Currently OH2 is installed on the same raspberry. Sometimes I switch by stopping OH1 and starting OH2. I do not include/exclude devices, because it will break the system. Important is that all devices will be recognized and are operable. Among others Fibaro dimmer, switches, roller shutter, binary sensors, zwave.me usb stick and the famous WALLC-S)
I will run the latest OH2 today, to see what happens( without the inclusion / exclusion steps). Let you know what happened.
In reality, lowering the wakeup won’t really help much. If you change from never to 1 week, it might reduce life by a few days. If you change from a week to a day, again, you might loose a small amount, but it won’t be noticable - even dropping down to an hour will only make a small amount of difference to life. As you start to reduce further, you will then see significant reduction.
I use 1 hour on my devices and get 1 1/2 to 2 years life on devices like door sensors and motion sensors…
This will be interesting, thanks - can you grab a debug logfile as well please
Maybe you have already added this, @jeroenvdwaal but just for your convenience:
To get a separate z-wave.log in OH2 add the lines below to : runtime/karaf/etc/org.ops4j.pax.logging.cfg
Thanks for logging settings! I did some testing with the latest cloudbees build. I was able to add a new Thing, called called WALLC-S. So that is nice to start with.
It is recognized with the correct configuration: for four groups A, B, C and D. Three groups are sending scene numbers and the other group is associated with a fibaro dimmer.
After the device is accepted as a Thing, the following appears:
I am not sure what to expect. I think that there should only one scene activation entry. When I push the different switches on the WALLC-S, both the scene activation numbers are changing simultaneously.
All scenes of the three groups are reported.
The dimmer configuration seems to be correct. However it is not updated when I push the buttons. In the log some error warning is shown:
@dries_dokter: Sorry for a short hijack of this thread: When I use your commands to get a separate zwave.log, I indeed will get an own log, but (nearly) all zwave commands are also still logged in the openhab.cfg. Can you confirm this?
Until now I only have made a restart of the openhab service. Maybe I need a full reboot?
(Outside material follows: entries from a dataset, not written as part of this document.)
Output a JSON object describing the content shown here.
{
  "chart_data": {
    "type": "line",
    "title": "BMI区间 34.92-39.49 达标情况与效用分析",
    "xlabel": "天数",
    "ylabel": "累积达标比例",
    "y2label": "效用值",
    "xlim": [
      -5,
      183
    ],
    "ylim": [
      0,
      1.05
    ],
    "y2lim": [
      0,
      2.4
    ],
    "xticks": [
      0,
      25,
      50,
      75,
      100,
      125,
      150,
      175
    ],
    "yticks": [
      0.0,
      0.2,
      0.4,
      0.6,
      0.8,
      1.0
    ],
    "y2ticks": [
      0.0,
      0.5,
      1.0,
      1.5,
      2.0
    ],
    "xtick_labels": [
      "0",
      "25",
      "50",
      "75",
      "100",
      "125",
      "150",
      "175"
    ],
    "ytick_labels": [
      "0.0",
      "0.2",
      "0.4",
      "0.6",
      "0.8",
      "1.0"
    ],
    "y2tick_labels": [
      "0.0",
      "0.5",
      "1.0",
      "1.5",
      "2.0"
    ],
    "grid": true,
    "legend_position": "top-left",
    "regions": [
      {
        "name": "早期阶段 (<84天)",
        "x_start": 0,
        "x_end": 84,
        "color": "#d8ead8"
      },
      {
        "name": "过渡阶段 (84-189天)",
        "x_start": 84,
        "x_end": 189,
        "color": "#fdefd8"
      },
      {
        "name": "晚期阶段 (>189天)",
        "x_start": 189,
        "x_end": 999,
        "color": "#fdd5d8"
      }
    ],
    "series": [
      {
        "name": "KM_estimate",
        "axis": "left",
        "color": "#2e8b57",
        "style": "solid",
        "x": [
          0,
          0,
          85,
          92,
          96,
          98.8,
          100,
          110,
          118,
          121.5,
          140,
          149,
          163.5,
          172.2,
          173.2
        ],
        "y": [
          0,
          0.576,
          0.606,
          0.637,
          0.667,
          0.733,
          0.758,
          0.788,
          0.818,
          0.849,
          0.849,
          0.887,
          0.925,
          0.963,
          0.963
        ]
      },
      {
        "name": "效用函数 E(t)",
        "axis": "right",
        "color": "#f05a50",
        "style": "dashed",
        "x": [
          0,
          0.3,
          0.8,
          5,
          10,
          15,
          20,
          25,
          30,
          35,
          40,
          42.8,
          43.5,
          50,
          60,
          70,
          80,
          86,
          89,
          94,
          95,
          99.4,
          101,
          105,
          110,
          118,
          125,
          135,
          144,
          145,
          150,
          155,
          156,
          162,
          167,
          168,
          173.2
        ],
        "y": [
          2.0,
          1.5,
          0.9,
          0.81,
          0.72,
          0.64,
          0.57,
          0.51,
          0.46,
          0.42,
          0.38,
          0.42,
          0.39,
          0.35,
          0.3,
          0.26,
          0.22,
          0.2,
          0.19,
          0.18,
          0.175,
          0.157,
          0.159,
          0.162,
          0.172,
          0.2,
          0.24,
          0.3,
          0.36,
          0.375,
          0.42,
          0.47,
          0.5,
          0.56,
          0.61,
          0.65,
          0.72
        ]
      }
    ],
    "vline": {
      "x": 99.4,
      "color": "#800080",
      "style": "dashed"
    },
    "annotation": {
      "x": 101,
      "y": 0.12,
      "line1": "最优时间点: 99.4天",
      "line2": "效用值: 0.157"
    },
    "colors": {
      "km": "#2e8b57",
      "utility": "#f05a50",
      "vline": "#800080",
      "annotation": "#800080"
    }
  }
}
The device was recognized after a manual wake-up. First as an unknown device. After the wake-up it became a WALLC-S. Tomorrow I will repeat the test and provide a zwave log file.
I hate to say it, but it’s topics like this that make me wary of trying zwave rather than just simple Wi-Fi devices that have always just worked for me.
I wonder what actual proportion of zwave installs are so problematic? I’d this just a rare case, or is it just really hit and miss? I’ve never once had problems with wemo or wireless tag devices.
I think it is either: me doing something wrong / something not quite as it should be in OH2 / both at the same time. Nothing to do with the principle of zwave.
Looking at how things work in OH1.8 (without any problems, repeatable) I gladly recommend zwave devices to anyone.
Looking at how things could work in OH2: it looks even better than OH1.8… Great thing about zwave: you have all these devices from different manufacturers that all use the same protocol…
But then again, the great thing about OH is: you can pick whatever you want and integrate it to your system…
So, I think the problem is still what I said earlier - when the NIF is received, the binding treats this as a wakeup and sends the request to set the parameter. I don’t think that the device is really awake at this stage, so it isn’t received. In OH1, when the WAKEUP is received, the binding retries the message immediately and we get a response, but in OH2, it doesn’t retry and it times out.
It’s the only difference I can see. In both cases the binding sends exactly the same data, so I don’t think it’s related to what is sent, but more likely, when it is sent.
@chris, I understand your analysis. Looking at the log, that indeed appears to be happening…
But how, in your opinion, would I (we) deal with this? What is your proposal on that (if any)?